Inflation is reshaping how Americans spend
The pullback on dating mirrors a broader resentment toward inflation and consumers paring back discretionary spending. The Consumer Price Index rose 3.3% in March, the highest annual reading since May 2024, the Bureau of Labor Statistics reported, and restaurant prices alone are up almost 40% since early 2019, according to S&P Global.
The University of Michigan’s Index of Consumer Sentiment to 47.6 in preliminary April 2026 readings, its lowest reading in the survey’s 74-year history.

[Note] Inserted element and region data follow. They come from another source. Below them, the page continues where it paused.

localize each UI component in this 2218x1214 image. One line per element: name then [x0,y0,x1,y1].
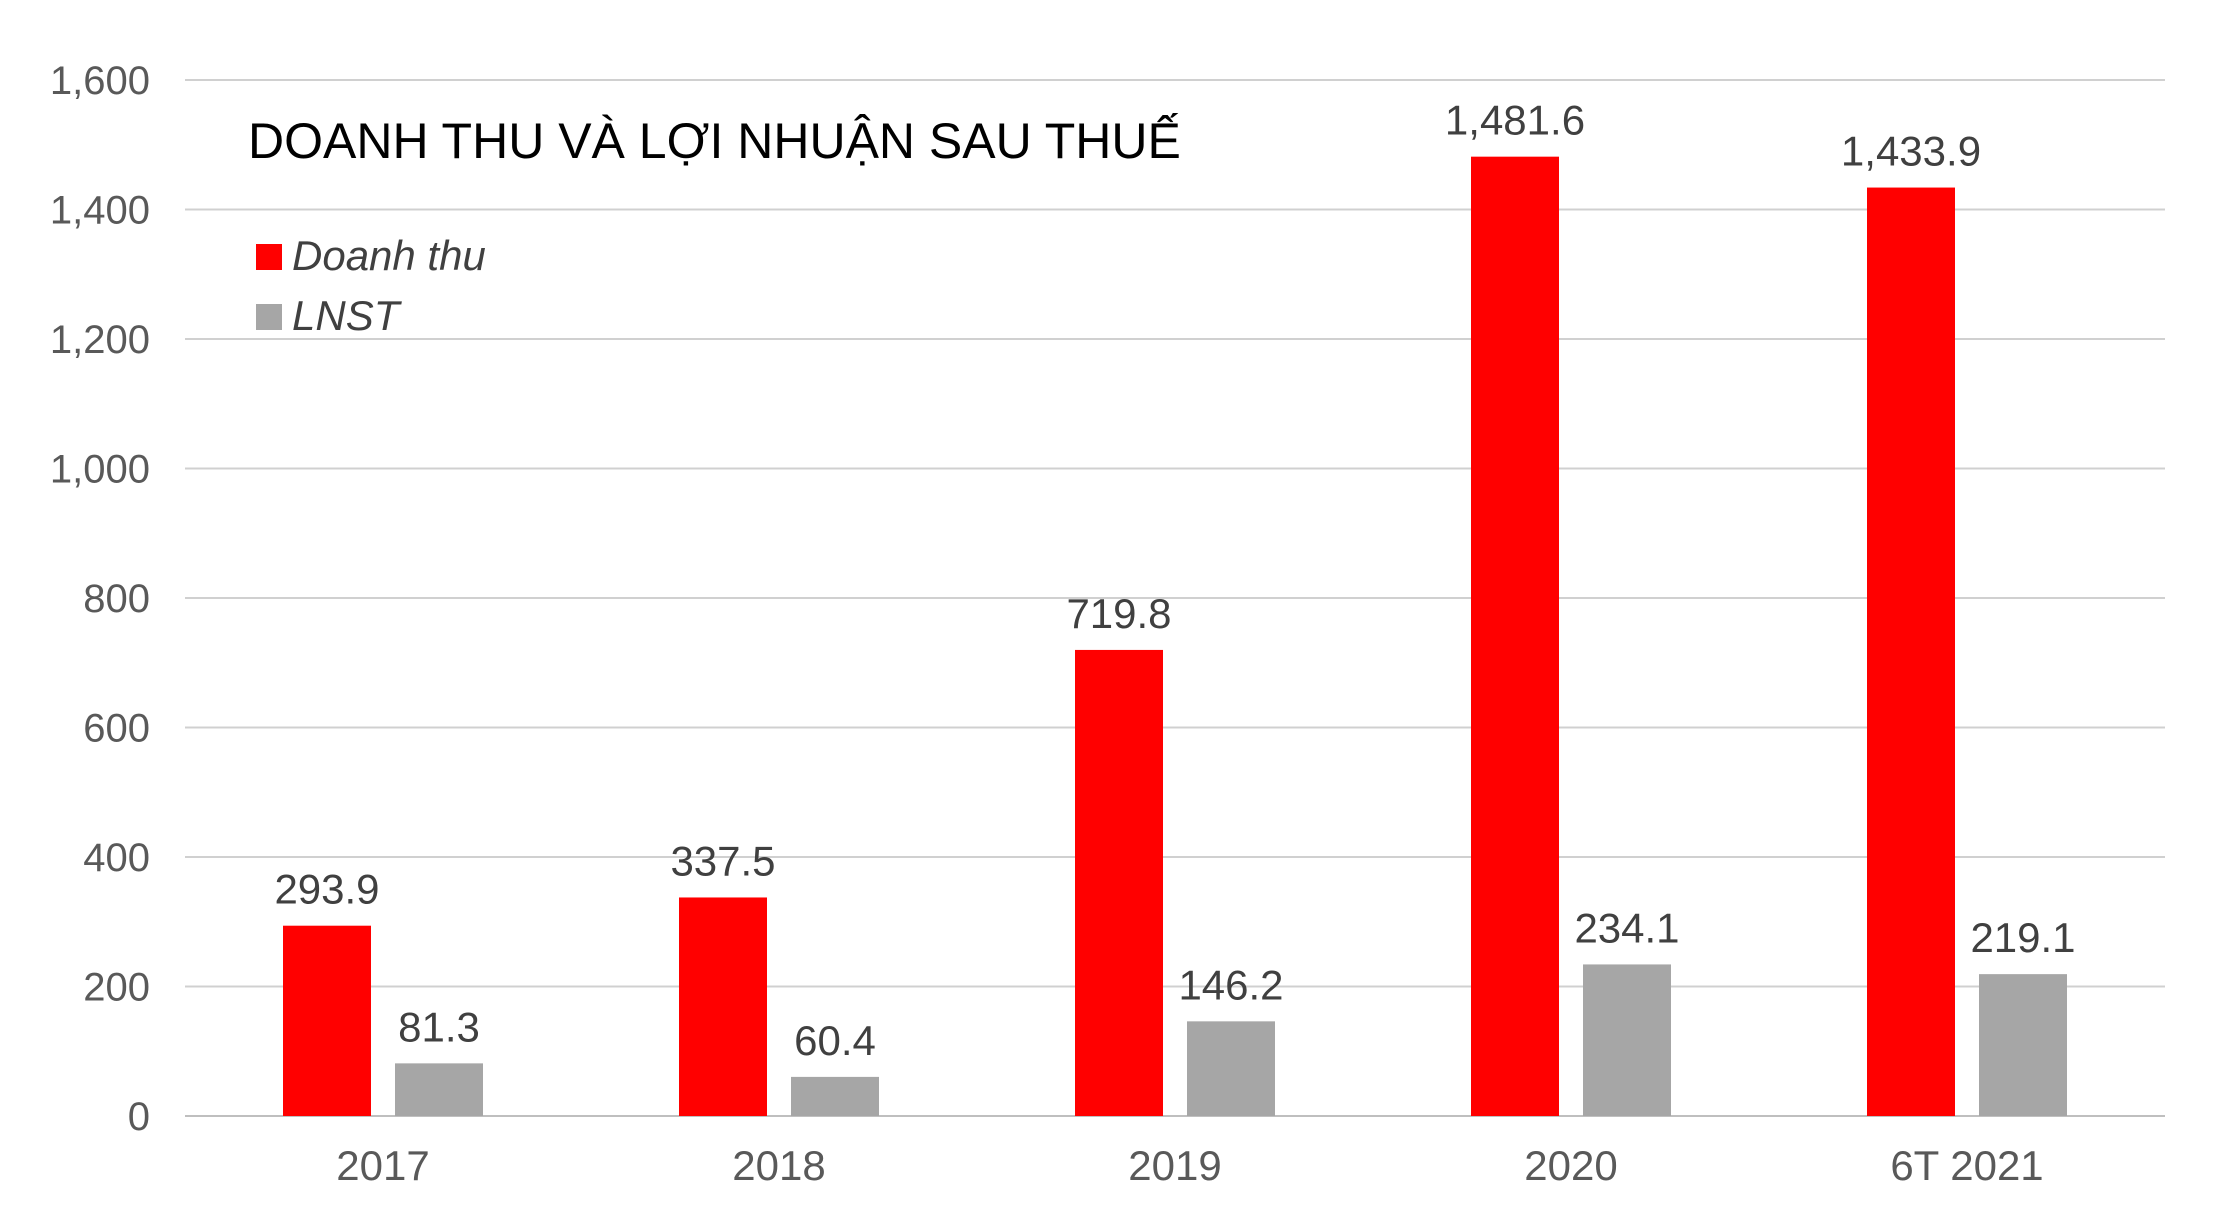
y-tick-label: 400 [83,836,150,880]
y-tick-label: 1,400 [50,189,150,233]
bar-lnst-2018 [791,1076,879,1116]
bar-doanh-thu-2019 [1075,649,1163,1116]
data-label-lnst-2019: 146.2 [1178,961,1283,1008]
data-label-lnst-2018: 60.4 [794,1017,876,1064]
legend-swatch-doanh-thu [256,244,282,270]
y-tick-label: 200 [83,966,150,1010]
bar-doanh-thu-6t-2021 [1867,187,1955,1116]
x-tick-label: 2018 [732,1142,825,1189]
y-tick-label: 600 [83,707,150,751]
data-labels: 293.9 81.3 337.5 60.4 719.8 146.2 1,481.6 234.1… [274,97,2075,1064]
y-tick-label: 0 [128,1095,150,1139]
bar-lnst-2019 [1187,1021,1275,1116]
data-label-lnst-2020: 234.1 [1574,904,1679,951]
y-tick-label: 800 [83,577,150,621]
bar-lnst-6t-2021 [1979,974,2067,1116]
bar-doanh-thu-2017 [283,925,371,1116]
gridlines [185,79,2165,1117]
bar-doanh-thu-2018 [679,897,767,1116]
data-label-lnst-6t-2021: 219.1 [1970,914,2075,961]
x-tick-label: 2019 [1128,1142,1221,1189]
legend: Doanh thu LNST [256,232,486,339]
data-label-doanh-thu-2019: 719.8 [1066,590,1171,637]
data-label-lnst-2017: 81.3 [398,1003,480,1050]
bars [283,156,2067,1116]
y-axis-tick-labels: 0 200 400 600 800 1,000 1,200 1,400 1,600 [50,59,150,1139]
y-tick-label: 1,200 [50,318,150,362]
bar-lnst-2020 [1583,964,1671,1116]
x-axis-category-labels: 2017 2018 2019 2020 6T 2021 [336,1142,2043,1189]
legend-swatch-lnst [256,304,282,330]
bar-doanh-thu-2020 [1471,156,1559,1116]
y-tick-label: 1,000 [50,448,150,492]
legend-label-doanh-thu: Doanh thu [292,232,486,279]
chart-title: DOANH THU VÀ LỢI NHUẬN SAU THUẾ [248,113,1181,169]
data-label-doanh-thu-6t-2021: 1,433.9 [1841,128,1981,175]
data-label-doanh-thu-2018: 337.5 [670,837,775,884]
legend-label-lnst: LNST [292,292,403,339]
x-tick-label: 6T 2021 [1890,1142,2043,1189]
x-tick-label: 2017 [336,1142,429,1189]
x-tick-label: 2020 [1524,1142,1617,1189]
data-label-doanh-thu-2020: 1,481.6 [1445,97,1585,144]
data-label-doanh-thu-2017: 293.9 [274,866,379,913]
y-tick-label: 1,600 [50,59,150,103]
bar-lnst-2017 [395,1063,483,1116]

Deloitte’s most recent consumer outlook also found low- and middle-income households are “more price-sensitive and exercising greater caution in spending on nonessentials,” a category that would include going out on dates.
A continuation of a longer pullback on dating
While inflation has pushed many U.S. singles over the edge, they had already been pulling back on dating for a couple of years now.
More than half of Gen Z adults reported spending $0 a month on dating in a 2025 Bank of America Better Money Habits survey.
Ilana Dunn, a former Hinge content lead who now hosts the Seeing Other People podcast, previously told Fortune dating apps won’t make a comeback unless they push users into in-person activations and events. That’s a shift that, intentionally or not, also lets daters skip the cost of a sit-down dinner with a stranger they’ve never met.
Even Match Group CEO Spencer Rascoff recognizes how younger generations want to approach dating today.
“Gen Z wants to vibe their way through meeting people,” he said last year, adding the apps had come to feel like “a numbers game prioritizing metrics over experience.”
“This leaves “people with the false impression that we prioritize metrics over experience,” Rascoff wrote in a LinkedIn letter last year. “That needs to change.”
For now, BMO’s Dilda argued, the way through the cost crunch is less about the size of the date and more about who you’re choosing to share your time with.
“With a dating budget and open financial communication with their partner,” he said, “Americans can keep the spark alive without setting flames to their budget.”